Atualmente, o cozinheiro e tatuador Tales Pacheco segue com o projeto de um atelier de arte e gastronomia em Guarapuava (PR), grande polo cervejeiro. Lá ele trabalha com comida brasileira de fusão e desconstrução, transformando as suas duas grandes paixões em uma coisa única. “Pintando acabo por pensar em molhos e, às vezes, as cores dos pratos me fazem pensar que determinada tattoo poderia ter aquele tom, psicologicamente tudo se mistura e acabo sendo um só,” diz Tales.

Segundo o chef, a gastronomia caminha para a arte, para a valorização de produtos orgânicos, para uma evolução desenfreada da criatividade vital do ser de querer algo diferente. Com esse pensamento, o chef expande o seu trabalho tanto na rua quanto em restaurantes. “Vivo cozinhando na rua. Tenho o Comida de Boteco de Rua e a Hamburgada, ambos muito bem recebidos pelo público”, comenta o chef. Segundo ele, o fato da comida gourmet sair dos restaurantes “deseletilisa” a gastro.

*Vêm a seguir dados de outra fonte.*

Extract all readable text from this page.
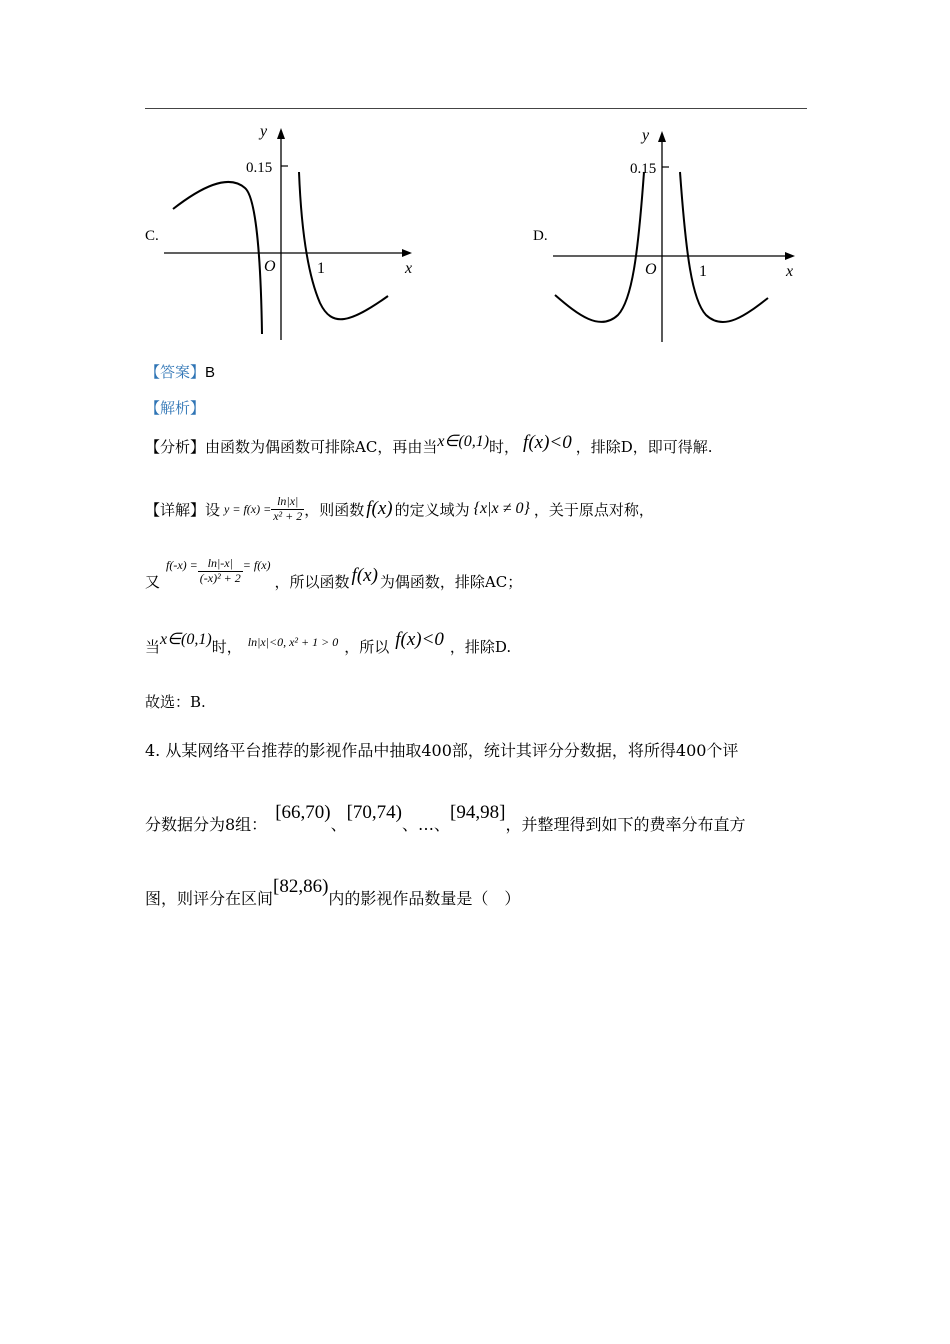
C.
y
0.15
O	1	x
D.
y
0.15
O	1	x
【答案】B
【解析】
【分析】由函数为偶函数可排除AC，再由当x∈(0,1)时， f(x)<0 ，排除D，即可得解.
【详解】 设 $y = f(x) = \frac{\ln|x|}{\text{x² + 2}}$ ，则函数 f(x) 的定义域为 {x|x ≠ 0} ，关于原点对称，
又
$f(-x) = \frac{\ln|-x|}{\text{(-x)² + 2}} = f(x)$
，所以函数 f(x) 为偶函数，排除AC；
当x∈(0,1)时， $^{ln|x|<0, x^2 + 1 > 0}$ ，所以 f(x)<0 ，排除D.
故选：B.
4. 从某网络平台推荐的影视作品中抽取400部，统计其评分分数据，将所得400个评
分数据分为8组：[66,70)、[70,74)、…、[94,98]，并整理得到如下的费率分布直方
图，则评分在区间[82,86)内的影视作品数量是（　）
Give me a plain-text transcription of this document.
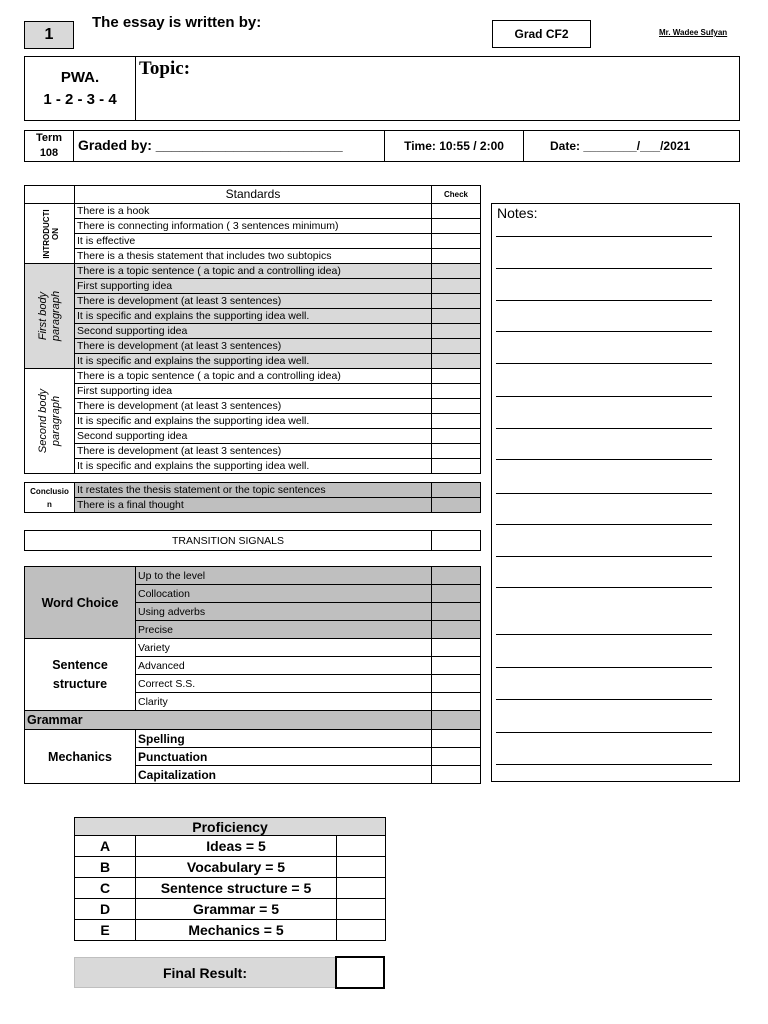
1
The essay is written by:
Grad CF2	Mr. Wadee Sufyan
PWA.
1 - 2 - 3 - 4
Topic:
Term
108	Graded by: ________________________	Time: 10:55 / 2:00	Date: ________/___/2021
	Standards	Check

INTRODUCTI ON	There is a hook	
	There is connecting information ( 3 sentences minimum)	
	It is effective	
	There is a thesis statement that includes two subtopics	

First body paragraph	There is a topic sentence ( a topic and a controlling idea)	
	First supporting idea	
	There is development (at least 3 sentences)	
	It is specific and explains the supporting idea well.	
	Second supporting idea	
	There is development (at least 3 sentences)	
	It is specific and explains the supporting idea well.	

Second body paragraph	There is a topic sentence ( a topic and a controlling idea)	
	First supporting idea	
	There is development (at least 3 sentences)	
	It is specific and explains the supporting idea well.	
	Second supporting idea	
	There is development (at least 3 sentences)	
	It is specific and explains the supporting idea well.	
Conclusio n	It restates the thesis statement or the topic sentences	
	There is a final thought	
TRANSITION SIGNALS	
Word Choice	Up to the level	
	Collocation	
	Using adverbs	
	Precise	
Sentence structure	Variety	
	Advanced	
	Correct S.S.	
	Clarity	
Grammar		
Mechanics	Spelling	
	Punctuation	
	Capitalization	
Notes:
Proficiency		
A	Ideas = 5	
B	Vocabulary = 5	
C	Sentence structure = 5	
D	Grammar = 5	
E	Mechanics = 5	
Final Result:
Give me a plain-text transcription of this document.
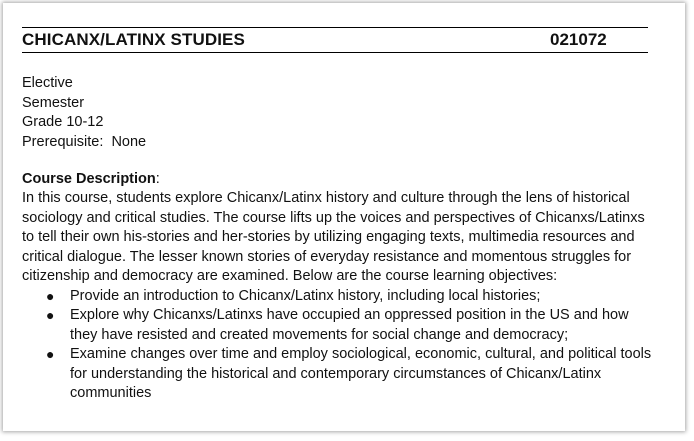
CHICANX/LATINX STUDIES	021072
Elective
Semester
Grade 10-12
Prerequisite:  None
Course Description:

In this course, students explore Chicanx/Latinx history and culture through the lens of historical sociology and critical studies. The course lifts up the voices and perspectives of Chicanxs/Latinxs to tell their own his-stories and her-stories by utilizing engaging texts, multimedia resources and critical dialogue. The lesser known stories of everyday resistance and momentous struggles for citizenship and democracy are examined. Below are the course learning objectives:

● Provide an introduction to Chicanx/Latinx history, including local histories;
● Explore why Chicanxs/Latinxs have occupied an oppressed position in the US and how they have resisted and created movements for social change and democracy;
● Examine changes over time and employ sociological, economic, cultural, and political tools for understanding the historical and contemporary circumstances of Chicanx/Latinx communities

A busca pela profissionalização veio no momento em ele já estava cozinhando com frequência para muitos amigos e reunindo um grande número de pessoas em casa. A preocupação de aproveitar ao máximo os alimentos e não estraga-los foi o pontapé inicial. Com 8 anos de experiência na cozinha, começou trabalhando no Urucum na Praia do Rosa. “Me apaixonei pela cultura do local, e percebi que poderia conhecer um povo por sua comida”, comenta o chef. Outros restaurantes da Praia do Rosa, como o Sapore di Pasta da Praia do Rosa e o Tigre Asiático também trouxeram grandes experiências para Tales.

Chef Tales Pacheco
Chef Tales Pacheco

A culinária do lugar de onde tu é influencia na tua comida? De certa forma o local sempre influencia em minha comida, pois acabo uso produtos de fornecedores da região, como os de pequenos produtores familiares.

Qual a maior dificuldade da carreira? Acho que a dificuldade de cozinhar se confunde com o fato de saber lidar com os ingredientes locais, além do desafio de sair da zona de conforto do que se sabe fazer e enfrentar novos desafios, novas receitas com produção local e ser criativo a todo momento.

A culinária de qual país te encanta mais? Bom, me encanto por tudo, pois todas são curiosas e muito peculiares. Mas a minha favorita é a brasileira. O nosso país é muito lindo e cheio de ingredientes exóticos. Para mim, ser global é ser regional.

Como tu faz para conciliar a cozinha e a tatuagem? Acabo separando os dias para desenhar e nunca tatuo em dia de produção gastronômica. Mas sempre treino novas experiências na cozinha e ambas as artes estão em mim.

O que te inspira na hora de preparar os pratos? A inspiração é a beleza que é a cultura de um povo, assim como a origem histórica da receita e das pessoas locais. Acredito que cozinhar é entender o ser humano em sua busca pela sobrevivência.

O que tu acha que torna o teu prato diferente dos demais? Acredito que a minha arte torna meu prato diferente, pois não estou só cozinhando, estou experimentando. Assim como na arte, a comida é a ponte para a vida

O que é comer bem hoje? Acredito que seja comer um alimento fresco, feito por alguém que ama cozinhar e que vai te servir como quem serve um filho, que quer que cresça saudável.

Qual o teu ídolo na cozinha? Acho muito massa o trabalho do Alex Atala, pois ele elevou o valor dos produtos que temos aqui no Brasil.

Alguma pessoa em especial para quem você gostaria de cozinhar? Gostaria de cozinhar para a minha mãe que morreu muito jovem, e que não cozinhei pra ela.

Qual a dificuldade de ser um empreendedor nesta área? No meu caso, a desvantagem de ser um empreendedor é que a maioria das pessoas não entende o link que faço entre arte e gastronomia. O que, para mim, não tem diferença alguma. Na arte você transforma e reproduz a matéria, muda texturas e o sabor é do espirito. Na gastronomia também transformamos a matéria e alimentamos a alma e o corpo. Difícil é encarar o tempo que as pessoas levam para compreender isto. Acredito que aqui no Paraná há mais receptividade a isto.